Georg Steinhauser ist wieder da. Nach einem Jahr, in dem eine unerkannte Borreliose ihn ausbremste, fuhr der 24-Jährige in Nizza aufs Podest – und schlug direzt das Weiße Trikot der besten Jungprofis ein.

Ein tag, der alles veränderte

Die 129,2 Kilometer von Nizza nach Nisse waren eigentlich nur noch Formsache. Doch Steinhauser hämmerte sich auf Position sechs, rettete sich mit letzter Kraft ins Ziel – und wusste: Das reicht. 6:07 Minuten hinter Jonas Vingegaard, 4:23 hinter Daniel Martínez, aber mit dem größten Triumph seiner Karriere im Gepäck. „Das gibt einen paar extra Watt“, sagte er verschwitzt, „die brauchte ich heute.“

Die Bilder nach dem Rennen zeigten keinen überraschten Fahrer, sondern einen, der die Last des Vorjahrs endlich abwarf. 2024 war für Steinhauser ein einziger Kampf gegen unsichtbare Gegner: Zeckenbiss, Borreliose, mentale Abgründe.

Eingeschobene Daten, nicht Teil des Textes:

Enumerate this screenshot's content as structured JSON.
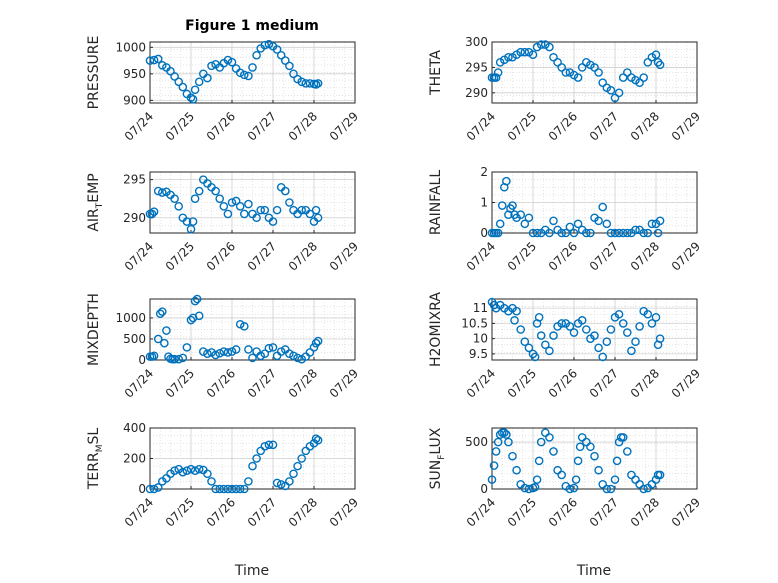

Nun steht er da, wo er hingehört – oben.

Vingegaards warnschuss an pogacar

Vingegaards warnschuss an pogacar

Während Steinhauser seine Geschichte neu schrieb, fuhr Jonas Vingegaard in einer anderen Galaxie. Der Däne gewann zwei Etappen, dominierte Berg- und Punktewertung und ließ Martínez 4:23 Minuten stehen. Es war kein Sieg, es war eine Demonstration. Mit dem Giro im Kalender könnte Vingegaard 2025 als erster aktiver Fahrer alle drei Großen gewinnen – nach Tour und Vuelta fehlt nur noch das Maglia Rosa.

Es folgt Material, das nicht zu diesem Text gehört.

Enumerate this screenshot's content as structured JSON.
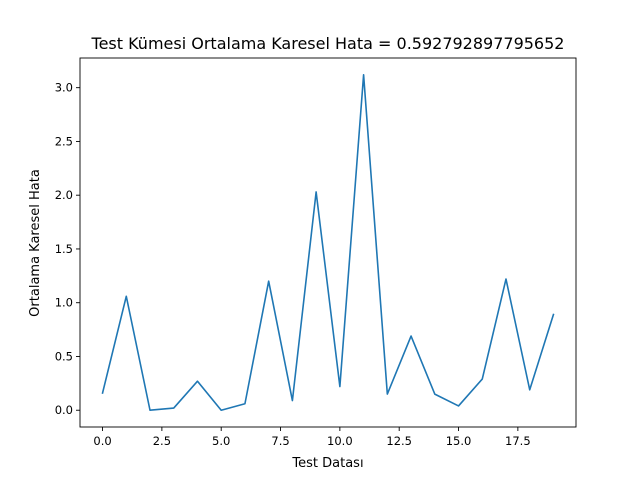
{
  "chart_data": {
    "type": "line",
    "title": "Test Kümesi Ortalama Karesel Hata = 0.592792897795652",
    "xlabel": "Test Datası",
    "ylabel": "Ortalama Karesel Hata",
    "xlim": [
      -0.95,
      19.95
    ],
    "ylim": [
      -0.156,
      3.276
    ],
    "x_ticks": [
      0,
      2.5,
      5,
      7.5,
      10,
      12.5,
      15,
      17.5
    ],
    "x_tick_labels": [
      "0.0",
      "2.5",
      "5.0",
      "7.5",
      "10.0",
      "12.5",
      "15.0",
      "17.5"
    ],
    "y_ticks": [
      0,
      0.5,
      1.0,
      1.5,
      2.0,
      2.5,
      3.0
    ],
    "y_tick_labels": [
      "0.0",
      "0.5",
      "1.0",
      "1.5",
      "2.0",
      "2.5",
      "3.0"
    ],
    "grid": false,
    "series": [
      {
        "color": "#1f77b4",
        "x": [
          0,
          1,
          2,
          3,
          4,
          5,
          6,
          7,
          8,
          9,
          10,
          11,
          12,
          13,
          14,
          15,
          16,
          17,
          18,
          19
        ],
        "y": [
          0.16,
          1.06,
          0.0,
          0.02,
          0.27,
          0.0,
          0.06,
          1.2,
          0.09,
          2.03,
          0.22,
          3.12,
          0.15,
          0.69,
          0.15,
          0.04,
          0.29,
          1.22,
          0.19,
          0.89
        ]
      }
    ]
  }
}
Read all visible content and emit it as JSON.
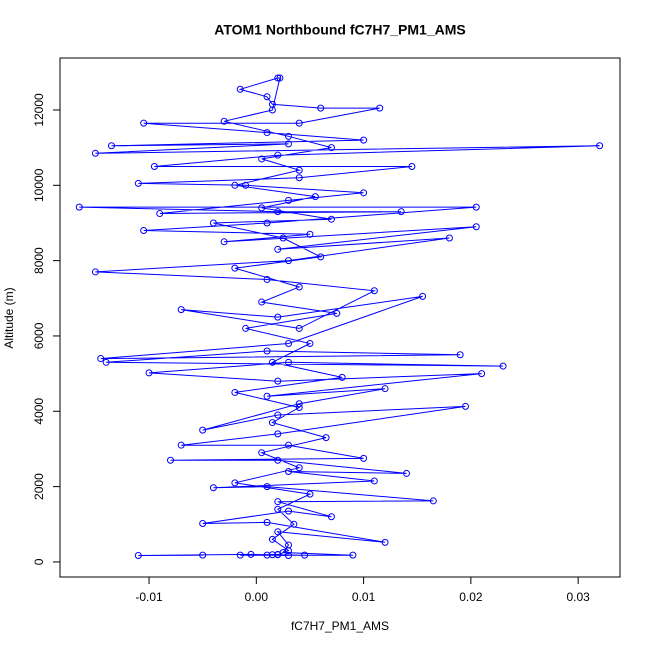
{
  "chart_data": {
    "type": "line",
    "title": "ATOM1 Northbound fC7H7_PM1_AMS",
    "xlabel": "fC7H7_PM1_AMS",
    "ylabel": "Altitude (m)",
    "color": "#0000ff",
    "markers": true,
    "x": [
      0.001,
      0.002,
      0.003,
      0.0015,
      -0.0015,
      0.009,
      0.0025,
      0.003,
      0.002,
      0.012,
      0.001,
      -0.005,
      0.003,
      0.007,
      0.002,
      0.0165,
      0.001,
      -0.004,
      0.011,
      0.003,
      0.014,
      0.002,
      -0.008,
      0.01,
      0.003,
      -0.007,
      0.002,
      0.0195,
      0.002,
      -0.005,
      0.004,
      0.012,
      0.001,
      0.021,
      0.002,
      -0.01,
      0.003,
      0.023,
      -0.014,
      0.001,
      0.019,
      -0.0145,
      0.003,
      0.0155,
      0.002,
      -0.007,
      0.004,
      0.011,
      0.001,
      -0.015,
      0.003,
      0.018,
      0.002,
      0.0205,
      -0.003,
      0.005,
      -0.0105,
      0.001,
      0.0205,
      -0.0165,
      0.002,
      0.0135,
      -0.009,
      0.003,
      0.01,
      -0.001,
      -0.011,
      0.004,
      0.0145,
      -0.0095,
      0.002,
      0.032,
      -0.015,
      0.003,
      -0.0135,
      0.01,
      0.001,
      -0.0105,
      0.004,
      0.0115,
      0.006,
      0.0015,
      0.001,
      -0.0015,
      0.002,
      0.0022,
      0.0015,
      -0.003,
      0.003,
      0.007,
      0.0005,
      0.004,
      -0.002,
      0.0055,
      0.0005,
      0.007,
      -0.004,
      0.0025,
      0.006,
      -0.002,
      0.004,
      0.0005,
      0.0075,
      -0.001,
      0.005,
      0.0015,
      0.008,
      -0.002,
      0.004,
      0.0015,
      0.0065,
      0.0005,
      0.004,
      -0.002,
      0.005,
      0.002,
      0.0035,
      0.0015,
      0.003,
      0.002,
      0.0045,
      -0.0005,
      -0.011,
      -0.005
    ],
    "values": [
      180,
      200,
      170,
      190,
      180,
      180,
      250,
      450,
      800,
      520,
      1050,
      1020,
      1350,
      1200,
      1600,
      1620,
      2000,
      1970,
      2150,
      2400,
      2350,
      2700,
      2700,
      2750,
      3100,
      3100,
      3400,
      4130,
      3900,
      3500,
      4200,
      4600,
      4400,
      5000,
      4800,
      5020,
      5300,
      5200,
      5300,
      5600,
      5500,
      5400,
      5800,
      7050,
      6500,
      6700,
      6200,
      7200,
      7500,
      7700,
      8000,
      8600,
      8300,
      8900,
      8500,
      8700,
      8800,
      9000,
      9420,
      9420,
      9300,
      9300,
      9250,
      9600,
      9800,
      10000,
      10050,
      10200,
      10500,
      10500,
      10800,
      11050,
      10850,
      11100,
      11050,
      11200,
      11400,
      11650,
      11650,
      12050,
      12050,
      12150,
      12350,
      12550,
      12850,
      12850,
      12000,
      11700,
      11300,
      11000,
      10700,
      10400,
      10000,
      9700,
      9400,
      9100,
      9000,
      8600,
      8100,
      7800,
      7300,
      6900,
      6600,
      6200,
      5800,
      5300,
      4900,
      4500,
      4100,
      3700,
      3300,
      2900,
      2500,
      2100,
      1800,
      1400,
      1000,
      600,
      300,
      190,
      180,
      200,
      170,
      180
    ],
    "xlim": [
      -0.0183,
      0.0339
    ],
    "xticks": [
      -0.01,
      {
        "value": 0,
        "label": "0.00"
      },
      0.01,
      0.02,
      0.03
    ],
    "ylim": [
      -400,
      13380
    ],
    "yticks": [
      0,
      2000,
      4000,
      6000,
      8000,
      10000,
      12000
    ]
  }
}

Lenny Martinez sorgte auf der Schlussrunde für das letzte local Hero-Moment, sprintete vor Vingegaard zur Etappe. Für die Statistik ein Fußnote, für die Franzosen ein Seufzer der Erleichterung: Endlich wieder ein Sieg ihrer Marke.

Deutsche bilanz: viele kamen, wenige blieben

Deutsche bilanz: viele kamen, wenige blieben

Hinter Steinhauser lichtet sich schnell das Feld. Jasha Sütterlin wurde 21., Nils Politt 34., doch die Lücke nach vorne ist gewaltig. 48:42 Minuten trennen Politt vom Sieger – eine Hausnummer, die zeigt, wie stark Steinhausers Vorstoß ist. Lennard Kämna, einst Hoffnungsträger, rollte als 64. über die Linie. Die Konkurrenz schläft nicht.

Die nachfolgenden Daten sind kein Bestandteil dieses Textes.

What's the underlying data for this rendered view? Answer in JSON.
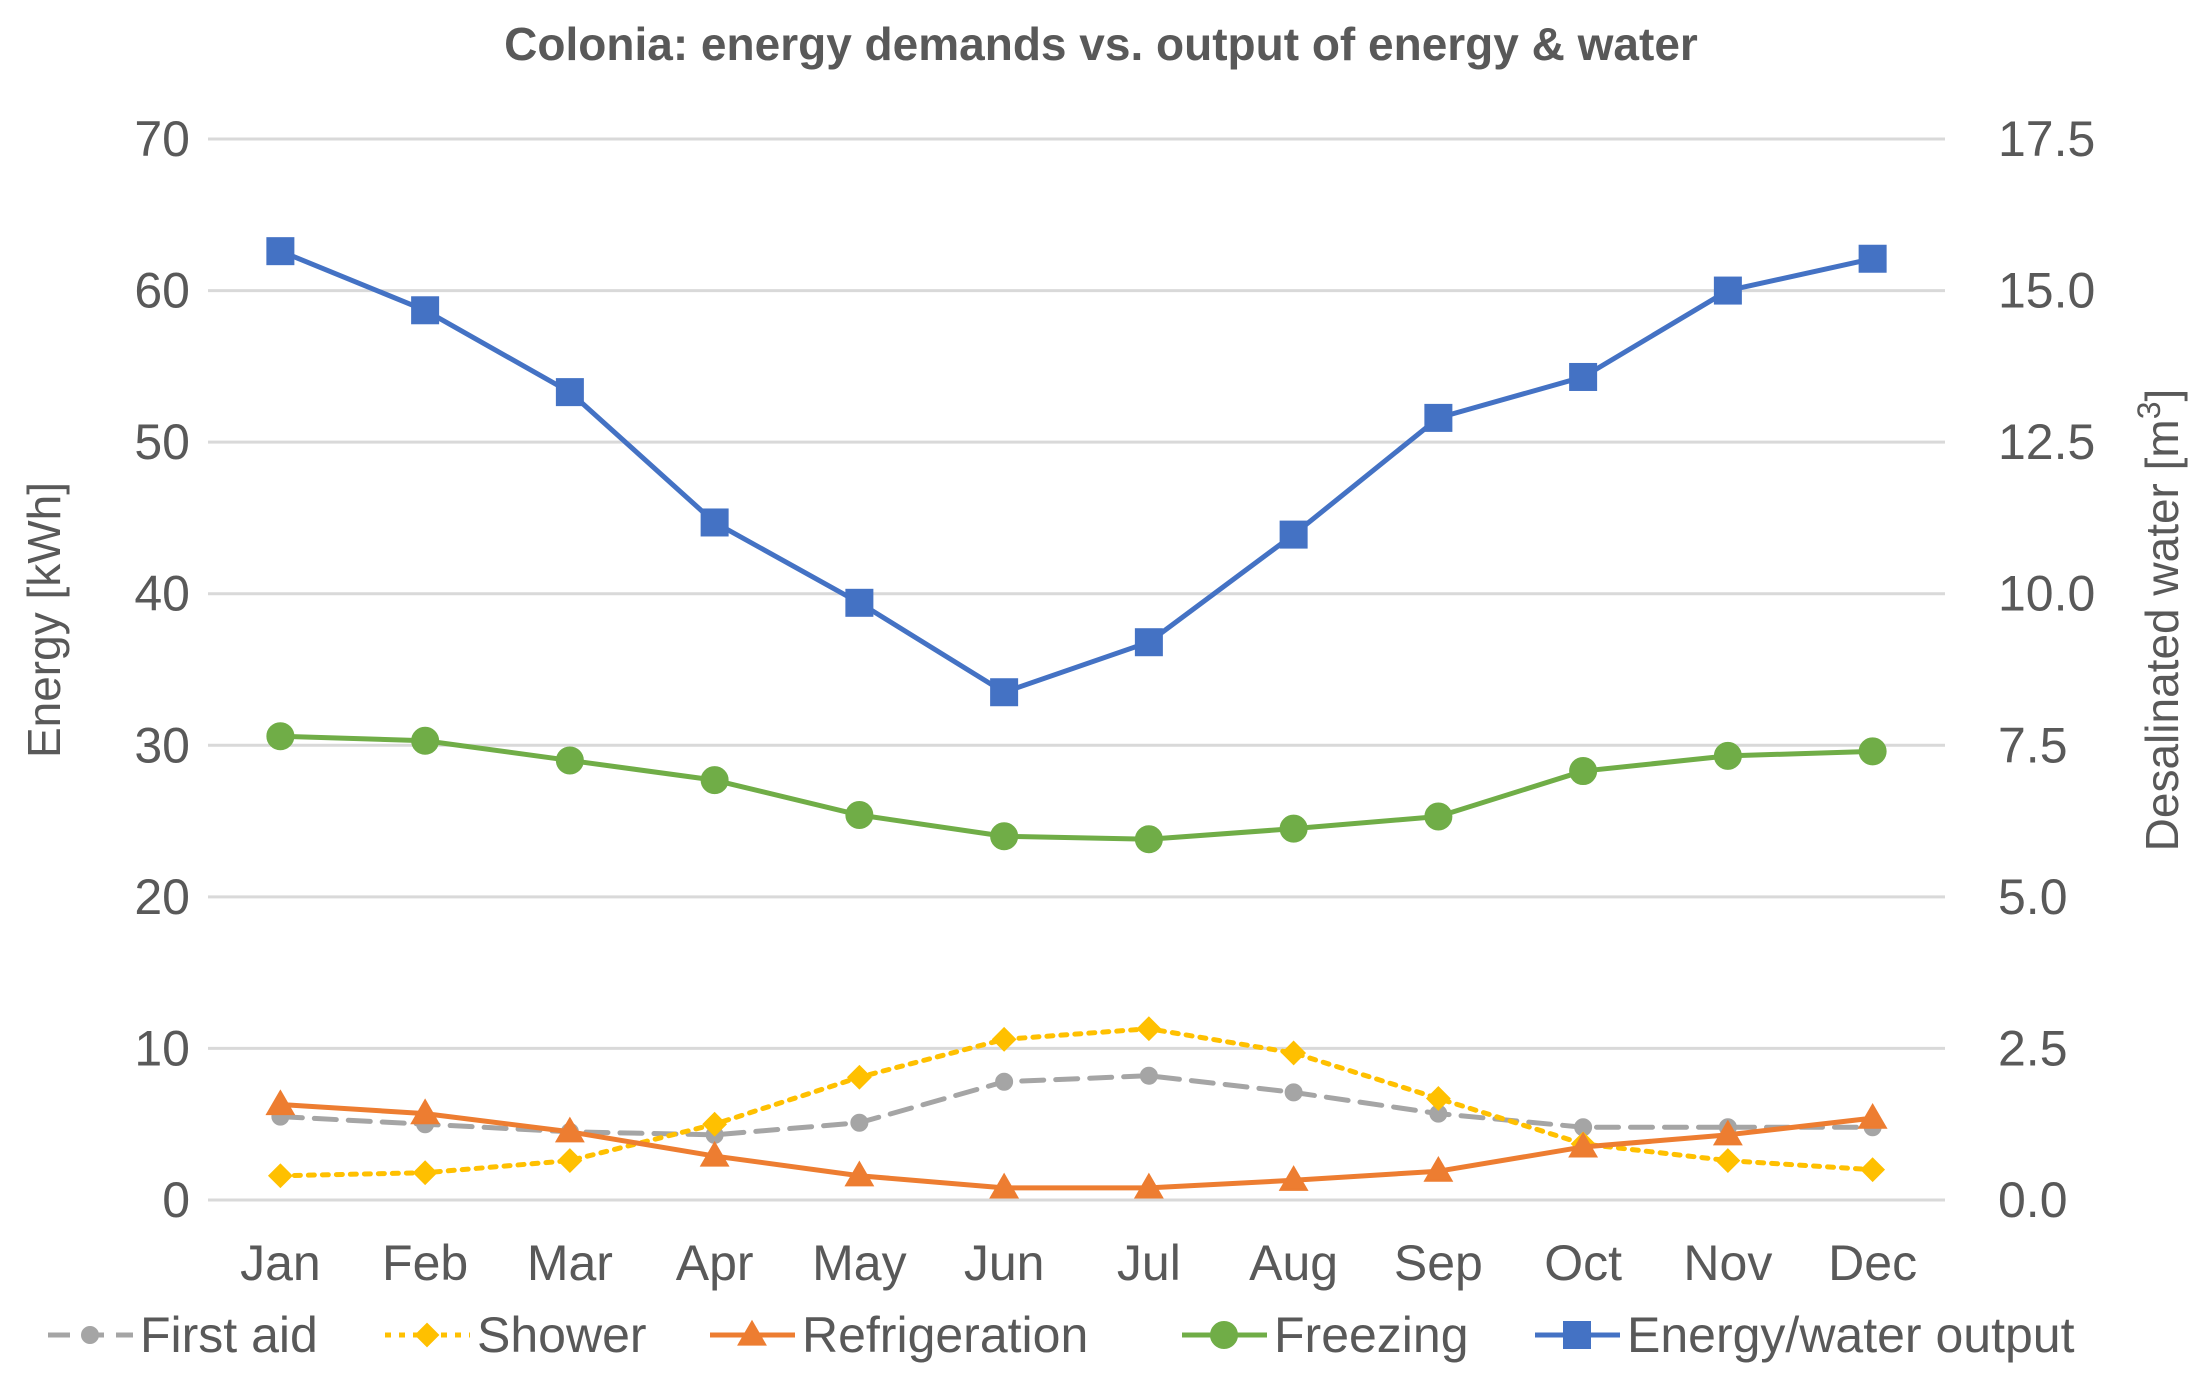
{
  "chart_data": {
    "type": "line",
    "title": "Colonia: energy demands vs. output of energy & water",
    "categories": [
      "Jan",
      "Feb",
      "Mar",
      "Apr",
      "May",
      "Jun",
      "Jul",
      "Aug",
      "Sep",
      "Oct",
      "Nov",
      "Dec"
    ],
    "ylabel": "Energy [kWh]",
    "y2label_main": "Desalinated water [m",
    "y2label_sup": "3",
    "y2label_end": "]",
    "ylim": [
      0,
      70
    ],
    "y_ticks": [
      "0",
      "10",
      "20",
      "30",
      "40",
      "50",
      "60",
      "70"
    ],
    "y2lim": [
      0,
      17.5
    ],
    "y2_ticks": [
      "0.0",
      "2.5",
      "5.0",
      "7.5",
      "10.0",
      "12.5",
      "15.0",
      "17.5"
    ],
    "grid": true,
    "legend_position": "bottom",
    "series": [
      {
        "name": "First aid",
        "axis": "left",
        "color": "#a5a5a5",
        "dash": "dashed",
        "marker": "circle",
        "values": [
          5.5,
          5.0,
          4.5,
          4.3,
          5.1,
          7.8,
          8.2,
          7.1,
          5.7,
          4.8,
          4.8,
          4.8
        ]
      },
      {
        "name": "Shower",
        "axis": "left",
        "color": "#ffc000",
        "dash": "dotted",
        "marker": "diamond",
        "values": [
          1.6,
          1.8,
          2.6,
          5.0,
          8.1,
          10.6,
          11.3,
          9.7,
          6.7,
          3.7,
          2.6,
          2.0
        ]
      },
      {
        "name": "Refrigeration",
        "axis": "left",
        "color": "#ed7d31",
        "dash": "solid",
        "marker": "triangle",
        "values": [
          6.3,
          5.7,
          4.5,
          2.9,
          1.6,
          0.8,
          0.8,
          1.3,
          1.9,
          3.5,
          4.3,
          5.4
        ]
      },
      {
        "name": "Freezing",
        "axis": "left",
        "color": "#70ad47",
        "dash": "solid",
        "marker": "circle",
        "values": [
          30.6,
          30.3,
          29.0,
          27.7,
          25.4,
          24.0,
          23.8,
          24.5,
          25.3,
          28.3,
          29.3,
          29.6
        ]
      },
      {
        "name": "Energy/water output",
        "axis": "left",
        "color": "#4472c4",
        "dash": "solid",
        "marker": "square",
        "values": [
          62.6,
          58.7,
          53.3,
          44.7,
          39.4,
          33.5,
          36.8,
          43.9,
          51.6,
          54.3,
          60.0,
          62.1
        ]
      }
    ]
  }
}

Steinhauser selbst will die Nacht in Nizza nicht schlafen. „Ich werde das jetzt genießen“, sagte er – und meinte nicht nur das Glas Champagner, sondern das Gefühl, wieder Teil der Spitze zu sein. Die Saison ist jung, die Berge werden höher. Aber nach dem Runter kommt immer das Hoch – und Steinhauser hat gerade bewiesen, dass er beides kennt.